Misericórdias, Fundações e Impérios

Pelo Cónego Hélder Fonseca Mendes*

A misericórdia de Deus é eterna. É presente. É atual. Judeus, cristãos e muçulmanos chamamos a Deus O Misericordioso. A misericórdia é o melhor modelo de dizer e praticar Deus, com a «mística dos olhos abertos».

Santas Casas

É por isso que as Misericórdias são tão antigas e tão atuais. O seu quadro axiológico é o fundamento evangélico que as faz ser Igreja. De pequenas que nasceram, são grandes, sem saber como. É neste «sem saber como» que está o dinamismo intrínseco do crescimento, que, mesmo até de noite, acontece. Santas Casas mais antigas que as nossas próprias dioceses insulares.
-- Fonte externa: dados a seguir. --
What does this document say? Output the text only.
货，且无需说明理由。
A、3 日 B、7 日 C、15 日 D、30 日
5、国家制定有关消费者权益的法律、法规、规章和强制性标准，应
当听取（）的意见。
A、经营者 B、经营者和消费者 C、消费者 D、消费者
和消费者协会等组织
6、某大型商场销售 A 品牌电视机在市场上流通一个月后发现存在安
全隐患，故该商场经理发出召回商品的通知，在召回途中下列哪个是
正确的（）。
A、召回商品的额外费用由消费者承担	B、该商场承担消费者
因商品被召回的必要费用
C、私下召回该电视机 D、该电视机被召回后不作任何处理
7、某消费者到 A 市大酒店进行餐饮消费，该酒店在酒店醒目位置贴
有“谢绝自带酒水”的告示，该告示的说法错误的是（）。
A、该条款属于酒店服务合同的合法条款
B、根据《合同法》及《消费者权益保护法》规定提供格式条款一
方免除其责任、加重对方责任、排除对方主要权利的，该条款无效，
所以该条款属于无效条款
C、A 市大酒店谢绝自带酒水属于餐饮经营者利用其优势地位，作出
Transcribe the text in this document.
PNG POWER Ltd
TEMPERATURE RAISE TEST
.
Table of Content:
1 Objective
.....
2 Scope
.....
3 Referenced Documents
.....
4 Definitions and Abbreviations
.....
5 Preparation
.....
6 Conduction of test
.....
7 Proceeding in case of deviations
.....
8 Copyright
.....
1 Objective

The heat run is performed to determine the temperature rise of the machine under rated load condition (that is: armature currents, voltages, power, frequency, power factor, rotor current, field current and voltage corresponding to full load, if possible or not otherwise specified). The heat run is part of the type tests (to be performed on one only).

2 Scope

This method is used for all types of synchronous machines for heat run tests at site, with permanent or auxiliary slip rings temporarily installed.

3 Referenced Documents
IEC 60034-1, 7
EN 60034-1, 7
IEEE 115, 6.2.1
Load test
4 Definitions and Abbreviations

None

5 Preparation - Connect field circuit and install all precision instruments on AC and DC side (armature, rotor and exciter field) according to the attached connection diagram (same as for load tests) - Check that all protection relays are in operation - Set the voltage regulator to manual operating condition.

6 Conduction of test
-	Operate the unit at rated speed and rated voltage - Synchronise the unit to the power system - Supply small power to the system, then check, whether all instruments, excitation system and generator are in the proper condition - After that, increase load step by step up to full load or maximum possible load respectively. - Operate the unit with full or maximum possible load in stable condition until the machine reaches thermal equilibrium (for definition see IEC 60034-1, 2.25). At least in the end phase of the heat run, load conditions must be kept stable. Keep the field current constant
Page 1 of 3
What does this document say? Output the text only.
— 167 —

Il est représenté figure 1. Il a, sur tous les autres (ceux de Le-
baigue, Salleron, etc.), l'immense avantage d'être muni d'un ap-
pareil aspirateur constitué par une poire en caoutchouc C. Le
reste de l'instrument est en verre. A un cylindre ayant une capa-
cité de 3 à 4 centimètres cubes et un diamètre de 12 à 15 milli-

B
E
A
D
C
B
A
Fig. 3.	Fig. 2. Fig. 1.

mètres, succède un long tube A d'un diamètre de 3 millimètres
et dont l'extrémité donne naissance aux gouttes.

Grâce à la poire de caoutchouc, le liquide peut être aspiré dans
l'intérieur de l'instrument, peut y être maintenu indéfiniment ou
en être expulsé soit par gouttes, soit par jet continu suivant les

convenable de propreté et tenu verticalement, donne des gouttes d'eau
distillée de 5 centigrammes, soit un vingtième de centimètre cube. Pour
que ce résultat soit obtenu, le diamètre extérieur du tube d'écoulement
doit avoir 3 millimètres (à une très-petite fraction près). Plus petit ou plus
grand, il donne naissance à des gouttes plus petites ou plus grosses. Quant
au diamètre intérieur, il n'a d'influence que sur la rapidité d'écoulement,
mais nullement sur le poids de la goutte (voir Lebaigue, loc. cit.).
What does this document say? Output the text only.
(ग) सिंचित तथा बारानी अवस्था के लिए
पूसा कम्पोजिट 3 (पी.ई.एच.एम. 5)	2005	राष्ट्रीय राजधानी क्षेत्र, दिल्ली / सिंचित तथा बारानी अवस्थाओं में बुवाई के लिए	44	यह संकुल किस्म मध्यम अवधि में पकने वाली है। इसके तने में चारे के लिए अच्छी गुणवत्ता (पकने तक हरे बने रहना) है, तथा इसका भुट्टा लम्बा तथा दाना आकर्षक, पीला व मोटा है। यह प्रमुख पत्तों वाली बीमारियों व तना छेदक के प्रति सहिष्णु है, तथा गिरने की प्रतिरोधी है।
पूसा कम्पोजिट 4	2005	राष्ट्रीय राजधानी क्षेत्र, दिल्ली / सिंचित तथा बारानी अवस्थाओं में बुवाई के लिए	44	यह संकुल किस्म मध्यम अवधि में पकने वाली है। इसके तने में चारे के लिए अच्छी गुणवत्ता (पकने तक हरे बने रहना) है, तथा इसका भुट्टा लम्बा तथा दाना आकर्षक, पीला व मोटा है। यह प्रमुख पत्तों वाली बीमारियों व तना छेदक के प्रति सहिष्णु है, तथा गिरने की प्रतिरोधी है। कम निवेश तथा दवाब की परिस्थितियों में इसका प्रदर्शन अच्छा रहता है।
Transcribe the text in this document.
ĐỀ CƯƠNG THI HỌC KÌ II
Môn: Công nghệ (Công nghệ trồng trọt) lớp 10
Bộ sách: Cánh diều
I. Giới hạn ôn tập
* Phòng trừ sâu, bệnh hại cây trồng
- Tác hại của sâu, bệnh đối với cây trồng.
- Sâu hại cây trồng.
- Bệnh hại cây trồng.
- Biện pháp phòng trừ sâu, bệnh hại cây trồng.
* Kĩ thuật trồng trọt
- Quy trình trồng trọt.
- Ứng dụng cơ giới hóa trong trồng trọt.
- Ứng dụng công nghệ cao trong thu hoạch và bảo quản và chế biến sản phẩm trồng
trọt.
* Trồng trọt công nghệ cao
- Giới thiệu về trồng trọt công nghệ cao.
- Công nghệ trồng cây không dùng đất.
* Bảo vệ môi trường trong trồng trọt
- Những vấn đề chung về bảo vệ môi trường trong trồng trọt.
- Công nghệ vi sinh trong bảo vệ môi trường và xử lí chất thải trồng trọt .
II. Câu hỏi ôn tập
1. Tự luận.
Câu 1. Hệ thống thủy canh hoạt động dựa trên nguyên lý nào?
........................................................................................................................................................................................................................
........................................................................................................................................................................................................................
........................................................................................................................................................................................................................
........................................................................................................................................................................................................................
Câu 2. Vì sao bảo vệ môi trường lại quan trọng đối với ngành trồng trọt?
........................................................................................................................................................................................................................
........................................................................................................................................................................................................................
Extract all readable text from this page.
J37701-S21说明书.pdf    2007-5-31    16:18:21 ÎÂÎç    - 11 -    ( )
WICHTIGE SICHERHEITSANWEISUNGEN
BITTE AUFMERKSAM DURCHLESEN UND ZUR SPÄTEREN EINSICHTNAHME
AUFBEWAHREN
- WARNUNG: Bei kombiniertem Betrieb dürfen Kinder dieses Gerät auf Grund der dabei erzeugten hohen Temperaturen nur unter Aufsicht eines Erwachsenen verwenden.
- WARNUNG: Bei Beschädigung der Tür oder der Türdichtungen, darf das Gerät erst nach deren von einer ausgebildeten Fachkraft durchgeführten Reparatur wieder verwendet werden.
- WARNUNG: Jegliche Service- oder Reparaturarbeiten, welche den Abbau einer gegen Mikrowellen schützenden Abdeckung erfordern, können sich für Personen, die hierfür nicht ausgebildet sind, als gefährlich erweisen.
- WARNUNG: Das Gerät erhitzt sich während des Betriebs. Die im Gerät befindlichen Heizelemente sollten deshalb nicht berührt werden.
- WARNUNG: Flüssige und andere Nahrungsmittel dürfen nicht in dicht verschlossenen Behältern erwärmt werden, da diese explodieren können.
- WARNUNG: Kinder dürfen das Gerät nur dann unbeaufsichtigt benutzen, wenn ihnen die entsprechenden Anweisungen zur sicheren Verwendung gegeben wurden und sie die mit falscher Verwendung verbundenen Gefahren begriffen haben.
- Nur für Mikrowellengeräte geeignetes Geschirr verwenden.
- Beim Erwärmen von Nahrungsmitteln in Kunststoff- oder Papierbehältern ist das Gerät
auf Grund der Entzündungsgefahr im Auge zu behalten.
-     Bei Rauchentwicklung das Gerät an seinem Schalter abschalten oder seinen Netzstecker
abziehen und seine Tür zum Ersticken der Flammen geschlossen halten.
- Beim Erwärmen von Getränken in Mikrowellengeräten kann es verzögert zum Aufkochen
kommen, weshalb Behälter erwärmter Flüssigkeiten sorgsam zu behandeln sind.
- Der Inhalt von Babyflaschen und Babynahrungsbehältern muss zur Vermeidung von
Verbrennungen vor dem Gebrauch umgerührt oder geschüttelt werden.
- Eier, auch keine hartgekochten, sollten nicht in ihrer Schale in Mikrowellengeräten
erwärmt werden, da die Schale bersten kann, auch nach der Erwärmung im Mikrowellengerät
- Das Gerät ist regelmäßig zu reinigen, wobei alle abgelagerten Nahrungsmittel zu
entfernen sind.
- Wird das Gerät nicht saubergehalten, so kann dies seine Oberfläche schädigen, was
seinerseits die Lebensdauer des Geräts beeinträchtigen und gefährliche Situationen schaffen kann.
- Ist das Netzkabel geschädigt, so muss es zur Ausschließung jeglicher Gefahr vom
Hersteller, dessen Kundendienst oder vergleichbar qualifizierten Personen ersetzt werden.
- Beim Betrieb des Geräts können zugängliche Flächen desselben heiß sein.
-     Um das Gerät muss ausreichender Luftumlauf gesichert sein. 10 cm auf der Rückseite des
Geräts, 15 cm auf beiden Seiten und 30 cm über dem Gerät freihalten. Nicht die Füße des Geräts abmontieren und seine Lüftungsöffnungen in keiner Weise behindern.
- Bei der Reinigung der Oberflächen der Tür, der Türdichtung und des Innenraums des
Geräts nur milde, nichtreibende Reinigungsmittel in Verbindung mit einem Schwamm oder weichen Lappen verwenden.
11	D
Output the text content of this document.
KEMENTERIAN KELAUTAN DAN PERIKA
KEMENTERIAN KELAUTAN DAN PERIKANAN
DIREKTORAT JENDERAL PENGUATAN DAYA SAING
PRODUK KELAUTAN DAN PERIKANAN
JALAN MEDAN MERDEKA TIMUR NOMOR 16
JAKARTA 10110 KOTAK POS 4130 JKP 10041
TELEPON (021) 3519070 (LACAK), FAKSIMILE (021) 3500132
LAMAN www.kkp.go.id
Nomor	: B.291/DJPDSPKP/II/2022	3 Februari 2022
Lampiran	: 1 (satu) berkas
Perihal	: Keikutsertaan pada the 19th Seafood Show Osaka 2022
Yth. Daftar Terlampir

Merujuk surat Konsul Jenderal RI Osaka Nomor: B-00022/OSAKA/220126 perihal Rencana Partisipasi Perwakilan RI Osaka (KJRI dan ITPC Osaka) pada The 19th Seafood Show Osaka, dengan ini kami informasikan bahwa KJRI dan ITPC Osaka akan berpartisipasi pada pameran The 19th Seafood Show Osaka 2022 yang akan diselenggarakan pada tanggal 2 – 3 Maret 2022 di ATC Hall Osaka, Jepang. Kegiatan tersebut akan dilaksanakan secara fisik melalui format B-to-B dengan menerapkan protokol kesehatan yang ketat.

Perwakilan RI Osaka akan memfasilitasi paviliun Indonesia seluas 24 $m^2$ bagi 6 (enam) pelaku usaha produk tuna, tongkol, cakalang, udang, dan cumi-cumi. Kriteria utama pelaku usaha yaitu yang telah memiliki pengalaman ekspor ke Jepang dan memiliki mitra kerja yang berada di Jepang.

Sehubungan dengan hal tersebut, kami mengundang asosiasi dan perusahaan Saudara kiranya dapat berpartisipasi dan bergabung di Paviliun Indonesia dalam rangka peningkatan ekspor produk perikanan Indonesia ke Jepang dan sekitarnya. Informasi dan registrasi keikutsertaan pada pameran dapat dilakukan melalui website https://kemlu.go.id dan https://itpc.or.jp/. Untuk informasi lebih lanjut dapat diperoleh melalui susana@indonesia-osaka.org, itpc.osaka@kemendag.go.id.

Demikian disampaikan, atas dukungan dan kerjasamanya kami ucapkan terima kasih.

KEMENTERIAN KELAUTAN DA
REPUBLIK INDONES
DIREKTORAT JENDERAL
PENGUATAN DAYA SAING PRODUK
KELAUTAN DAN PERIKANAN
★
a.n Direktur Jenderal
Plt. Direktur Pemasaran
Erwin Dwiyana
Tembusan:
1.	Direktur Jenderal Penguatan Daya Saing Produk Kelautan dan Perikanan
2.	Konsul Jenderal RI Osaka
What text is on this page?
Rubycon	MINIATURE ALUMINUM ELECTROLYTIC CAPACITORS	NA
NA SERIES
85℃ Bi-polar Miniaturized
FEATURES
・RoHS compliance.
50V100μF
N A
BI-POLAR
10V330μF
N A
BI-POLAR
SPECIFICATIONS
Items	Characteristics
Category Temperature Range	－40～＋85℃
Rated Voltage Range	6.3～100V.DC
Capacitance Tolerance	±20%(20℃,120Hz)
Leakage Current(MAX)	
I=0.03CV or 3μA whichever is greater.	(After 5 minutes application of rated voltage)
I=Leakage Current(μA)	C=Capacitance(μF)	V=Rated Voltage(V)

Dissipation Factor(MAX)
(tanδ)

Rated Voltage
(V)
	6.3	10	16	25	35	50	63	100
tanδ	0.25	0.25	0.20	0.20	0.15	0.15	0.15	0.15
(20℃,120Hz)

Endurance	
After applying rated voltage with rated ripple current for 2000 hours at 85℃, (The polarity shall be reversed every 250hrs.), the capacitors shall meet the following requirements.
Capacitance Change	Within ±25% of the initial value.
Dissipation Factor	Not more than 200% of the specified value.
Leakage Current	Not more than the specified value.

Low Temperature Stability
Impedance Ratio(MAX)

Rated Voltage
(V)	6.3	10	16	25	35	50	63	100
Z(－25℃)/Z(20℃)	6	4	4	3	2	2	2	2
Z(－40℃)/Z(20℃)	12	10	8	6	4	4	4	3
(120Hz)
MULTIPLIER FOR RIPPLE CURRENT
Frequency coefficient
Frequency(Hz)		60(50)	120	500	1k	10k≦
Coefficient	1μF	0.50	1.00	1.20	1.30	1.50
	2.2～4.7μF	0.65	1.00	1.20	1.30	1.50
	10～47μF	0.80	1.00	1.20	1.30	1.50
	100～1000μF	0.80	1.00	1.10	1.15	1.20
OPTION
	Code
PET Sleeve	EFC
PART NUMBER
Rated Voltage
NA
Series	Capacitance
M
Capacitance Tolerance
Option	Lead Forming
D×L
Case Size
Durante os trabalhos do último Congresso Insular das Misericórdias estiveram em cima da mesa preocupações como a indigência e a misericórdia. De fato, todos somos indigentes, mais que não seja ao nascer e ao morrer, e pelo meio, quantas vezes baste. Somo-lo sem o programar e mesmo sem querer. Essa debilidade também a encontramos no Presépio e na Cruz. Todos somos chamados à misericórdia, e ao perdão. Ninguém os merece, são puro dom que se recebe gratuitamente. Antes de haver Misericórdias, há – de haver mulheres e homens de misericórdia, porque a experimentamos primeiro na nossa vida. É deste carisma que nascem estas instituições que agora nos cabe construir e fazer crescer. Ele traduz-se numa forma canónica a que chamamos Compromisso (Estatutos) diante de Deus, dos Irmãos e da nossa própria consciência. Compromisso aceite livremente pelos irmãos, corroborado em assembleia geral e aprovado pelo Bispo Local, o que nos faz sentir em Igreja.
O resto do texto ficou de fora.